I had the same feeling as you in the beginning, before I started writing the script. I thought, ‘I’m not discovering anything, I’m just going to put this story in a film.’ Easier said than done. 

It’s a big responsibility because the real person of the story inspired me. She’s my heroine and the last thing I wanted to do was harm her in any way. She has gone through too much to put in the film, and I struggled with what to take out. The first draft I wrote had some war scenes, and a little more of her remembering her husband, then her journey. Some scenes were cut at the script stage, others were cut in the editing.

I wanted to focus on the encouraging and empowering part of her story. I had to focus on what it was I wanted to say from her life, and then what I wanted the audience to leave the screening with. One person asked me why I decided to make a feature film and not a documentary about her. I hated him for saying that [laughs] because it hurt me, but he made a good point and he made me think. It’s true, I had to kill some babies and focus the story. It wasn’t as easy as I thought. I did a lot of drafts. I try to follow structure, but I write intuitively.

Documentary films are seen as representing reality and truth. That’s the opposite of narrative films that are a representation of reality. We shouldn’t forget that these two forms can express different truths that distort this oversimplification. 

There are many ways you can tell the truth through documentary, although you’re basing it on real people. It depends on the subject because whatever you’re observing in a documentary, it’s still happening in front of the camera, and you’re still choosing what to show and what not to show in the editing room. In both cases, you’re manipulating. 

I see narrative and documentary as being similar, especially when we’re talking about fiction films that are realistic and documentary-based. It’s a way of expressing the truth, and even if they’re not in a documentary style, it’s just a way of doing this. I hope we use documentary and fiction to start discussions and change things for the better.

Hive confronts the struggle to break patriarchy’s hold over society. Does this struggle take on different forms across cultures?

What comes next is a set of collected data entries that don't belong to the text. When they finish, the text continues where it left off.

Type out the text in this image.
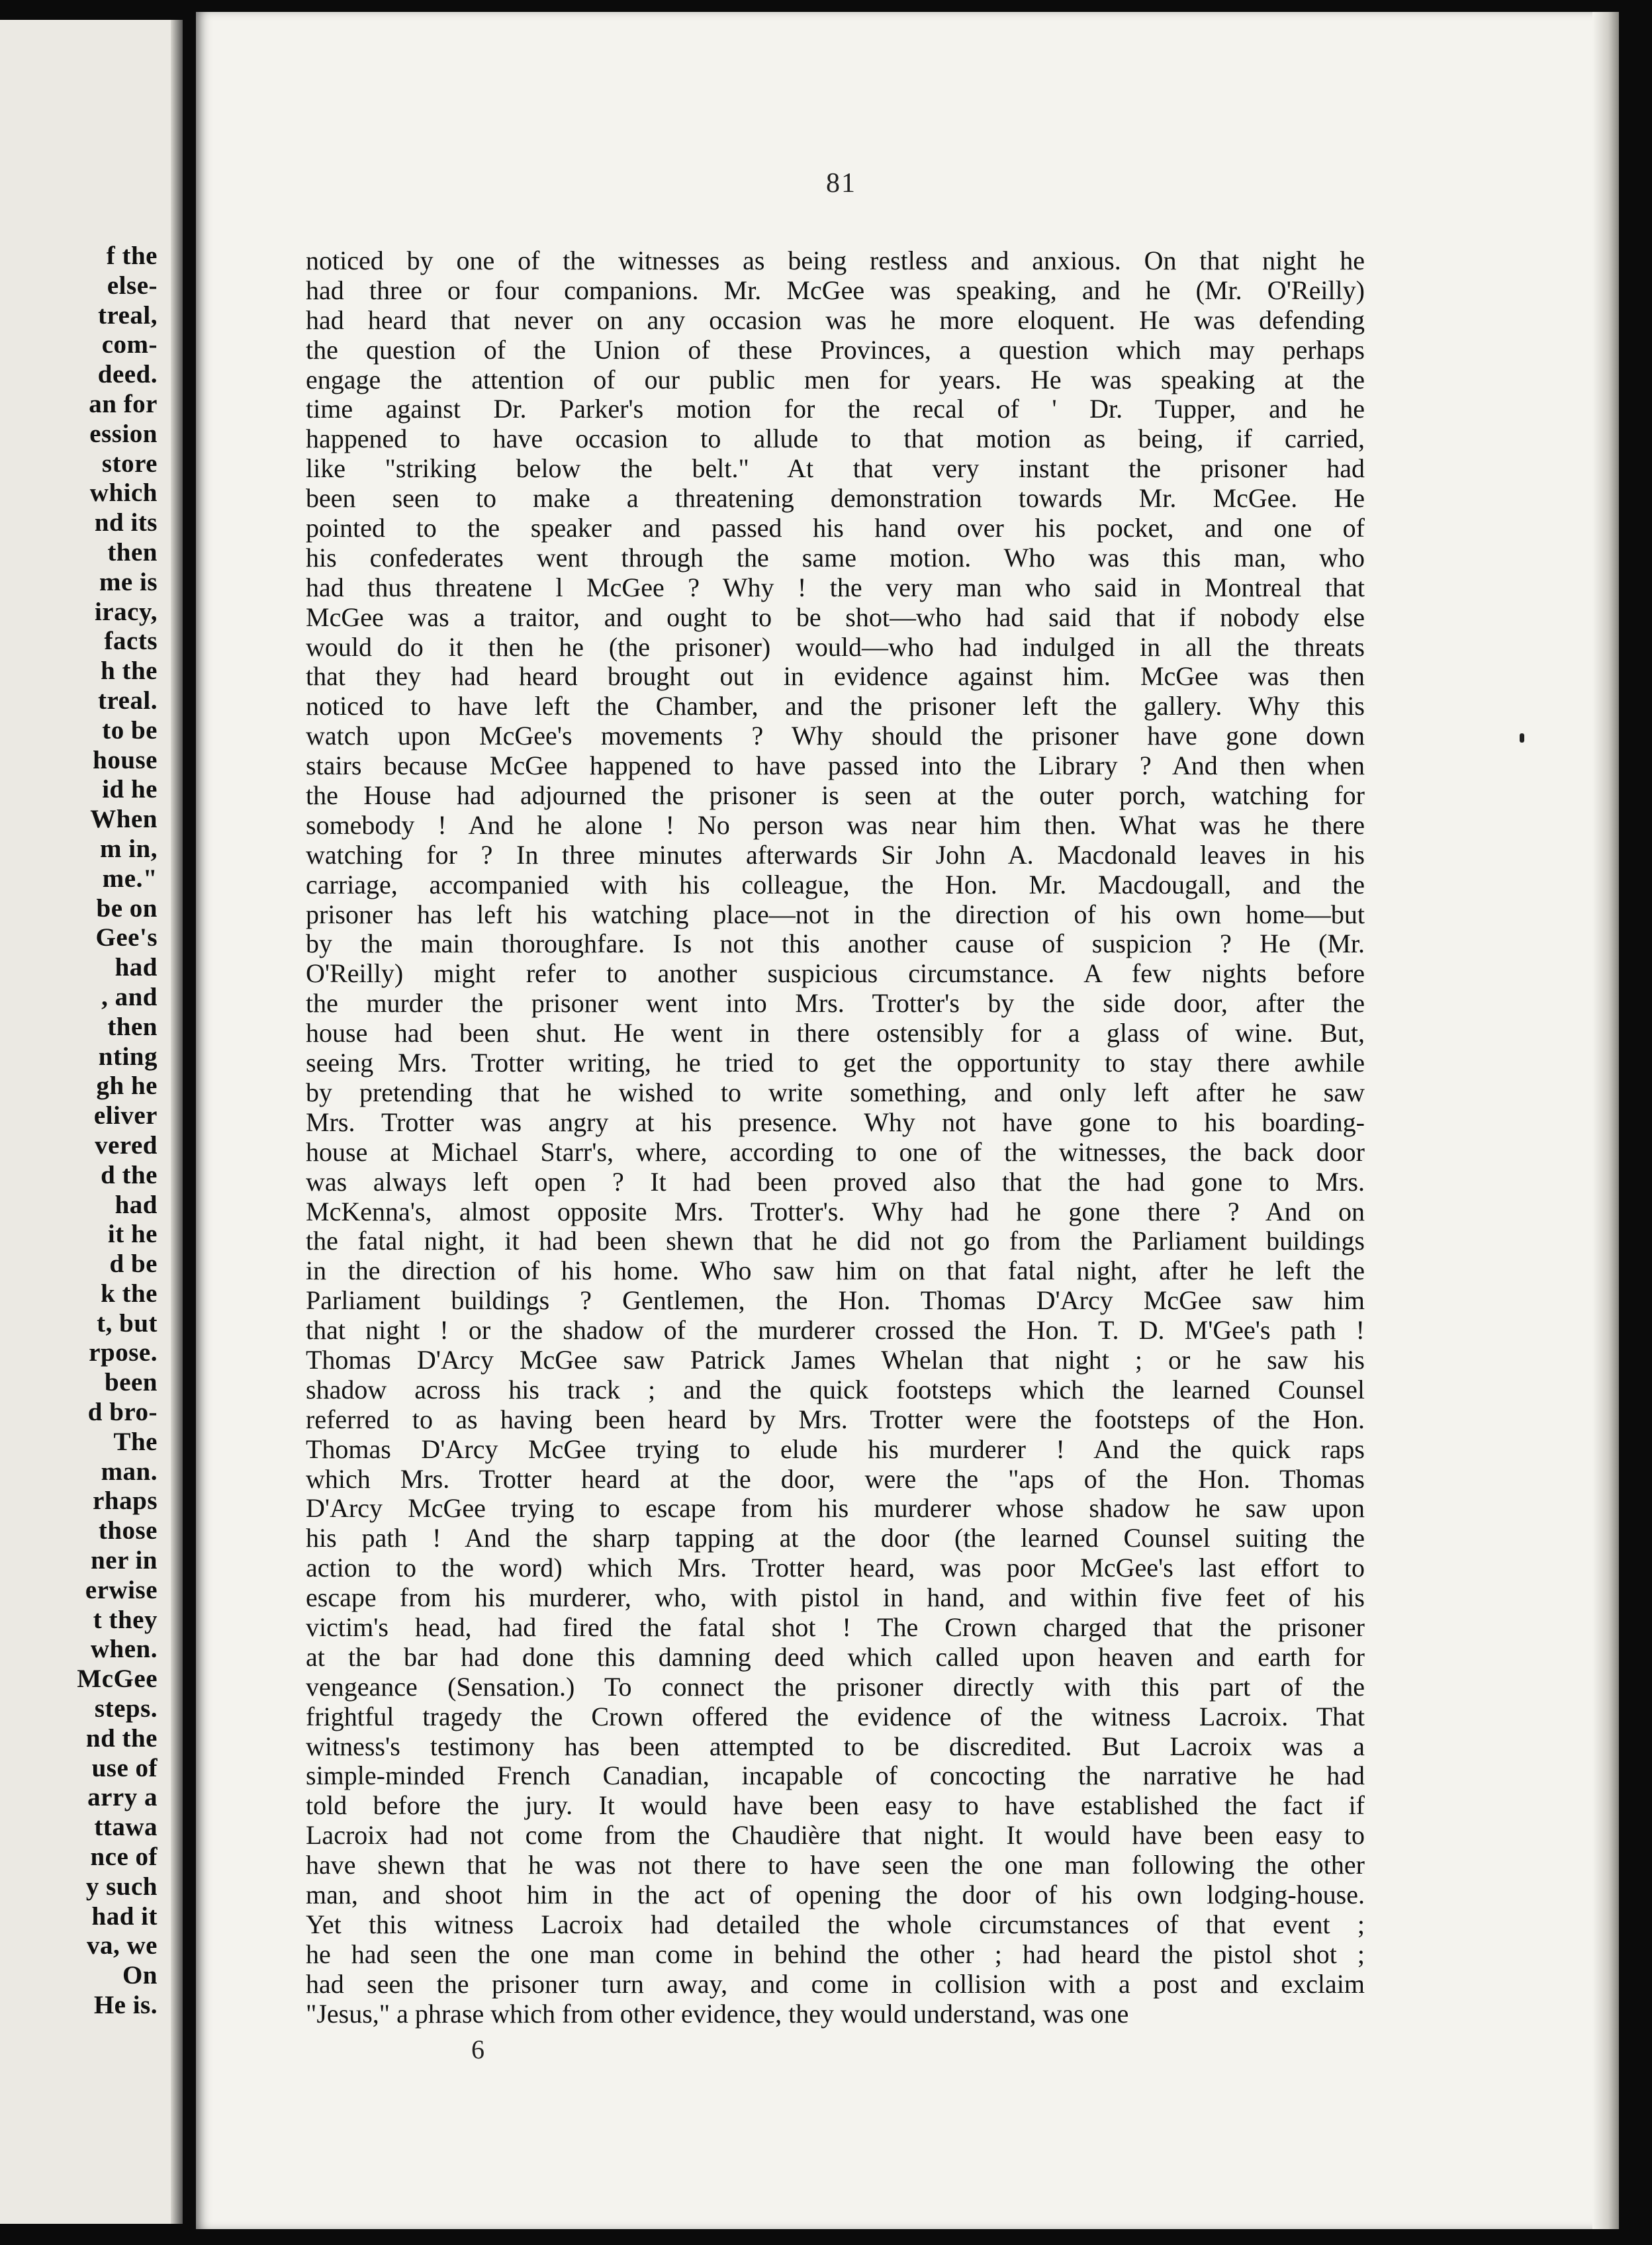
f the
else-
treal,
com-
deed.
an for
ession
store
which
nd its
then
me is
iracy,
facts
h the
treal.
to be
house
id he
When
m in,
me."
be on
Gee's
had
, and
then
nting
gh he
eliver
vered
d the
had
it he
d be
k the
t, but
rpose.
been
d bro-
The
man.
rhaps
those
ner in
erwise
t they
when.
McGee
steps.
nd the
use of
arry a
ttawa
nce of
y such
had it
va, we
On
He is.
81
noticed by one of the witnesses as being restless and anxious. On that night he
had three or four companions. Mr. McGee was speaking, and he (Mr. O'Reilly)
had heard that never on any occasion was he more eloquent. He was defending
the question of the Union of these Provinces, a question which may perhaps
engage the attention of our public men for years. He was speaking at the
time against Dr. Parker's motion for the recal of ' Dr. Tupper, and he
happened to have occasion to allude to that motion as being, if carried,
like "striking below the belt." At that very instant the prisoner had
been seen to make a threatening demonstration towards Mr. McGee. He
pointed to the speaker and passed his hand over his pocket, and one of
his confederates went through the same motion. Who was this man, who
had thus threatene l McGee ? Why ! the very man who said in Montreal that
McGee was a traitor, and ought to be shot—who had said that if nobody else
would do it then he (the prisoner) would—who had indulged in all the threats
that they had heard brought out in evidence against him. McGee was then
noticed to have left the Chamber, and the prisoner left the gallery. Why this
watch upon McGee's movements ? Why should the prisoner have gone down
stairs because McGee happened to have passed into the Library ? And then when
the House had adjourned the prisoner is seen at the outer porch, watching for
somebody ! And he alone ! No person was near him then. What was he there
watching for ? In three minutes afterwards Sir John A. Macdonald leaves in his
carriage, accompanied with his colleague, the Hon. Mr. Macdougall, and the
prisoner has left his watching place—not in the direction of his own home—but
by the main thoroughfare. Is not this another cause of suspicion ? He (Mr.
O'Reilly) might refer to another suspicious circumstance. A few nights before
the murder the prisoner went into Mrs. Trotter's by the side door, after the
house had been shut. He went in there ostensibly for a glass of wine. But,
seeing Mrs. Trotter writing, he tried to get the opportunity to stay there awhile
by pretending that he wished to write something, and only left after he saw
Mrs. Trotter was angry at his presence. Why not have gone to his boarding-
house at Michael Starr's, where, according to one of the witnesses, the back door
was always left open ? It had been proved also that the had gone to Mrs.
McKenna's, almost opposite Mrs. Trotter's. Why had he gone there ? And on
the fatal night, it had been shewn that he did not go from the Parliament buildings
in the direction of his home. Who saw him on that fatal night, after he left the
Parliament buildings ? Gentlemen, the Hon. Thomas D'Arcy McGee saw him
that night ! or the shadow of the murderer crossed the Hon. T. D. M'Gee's path !
Thomas D'Arcy McGee saw Patrick James Whelan that night ; or he saw his
shadow across his track ; and the quick footsteps which the learned Counsel
referred to as having been heard by Mrs. Trotter were the footsteps of the Hon.
Thomas D'Arcy McGee trying to elude his murderer ! And the quick raps
which Mrs. Trotter heard at the door, were the "aps of the Hon. Thomas
D'Arcy McGee trying to escape from his murderer whose shadow he saw upon
his path ! And the sharp tapping at the door (the learned Counsel suiting the
action to the word) which Mrs. Trotter heard, was poor McGee's last effort to
escape from his murderer, who, with pistol in hand, and within five feet of his
victim's head, had fired the fatal shot ! The Crown charged that the prisoner
at the bar had done this damning deed which called upon heaven and earth for
vengeance (Sensation.) To connect the prisoner directly with this part of the
frightful tragedy the Crown offered the evidence of the witness Lacroix. That
witness's testimony has been attempted to be discredited. But Lacroix was a
simple-minded French Canadian, incapable of concocting the narrative he had
told before the jury. It would have been easy to have established the fact if
Lacroix had not come from the Chaudière that night. It would have been easy to
have shewn that he was not there to have seen the one man following the other
man, and shoot him in the act of opening the door of his own lodging-house.
Yet this witness Lacroix had detailed the whole circumstances of that event ;
he had seen the one man come in behind the other ; had heard the pistol shot ;
had seen the prisoner turn away, and come in collision with a post and exclaim
"Jesus," a phrase which from other evidence, they would understand, was one
6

When I was trying to talk about housewives, let’s say in an interview, I was just trying to say there’s nothing wrong with being a housewife. People can be a housewife or a househusband. I had a difficult time remembering if that’s a word – “househusband” or “houseman?” I thought, ‘We don’t even know the word for that.’ I struggled because I’d never heard it before and I don’t know the word in Albanian. There is a word, but we don’t know it because we don’t use it. 

It goes deep because people ask me, ‘You’re from Pristina, the capital. Is it that a bad place for women?” Fahrije [played by Yllka Gashi] changed a lot of things in her village, but I’m wondering how different it is anywhere in the world? Nobody breaks your car window, but they do other things if a woman is in a position [of power]. 

We still have a lot to do. [Patriarchy is] so deeply entrenched in society, and strong, that countries in different ways are still living with it. Whether we notice it or want to accept it, it’s patriarchy. Through models such as Fahrije and cinema, we can change things piece-by-piece, but we need to change how we perceive each other, and how we perceive ourselves, to begin with. Nobody makes us do certain things except through violence. It’s how you think people see you, or how you see and feel about yourself that makes you do certain things. Then maybe you have lower self-esteem and you struggle. 

My son was three-years-old when he told my niece that a puzzle is not a game for girls, it’s a game for boys. I asked him where he’d learned that from. Why is a puzzle not a game for girls? Maybe he just didn’t want to give it to her, but I was disappointed because children pick it up fast and it stays with them. We have a lot to change and adjust to, even in our use of phrasing, to make things better.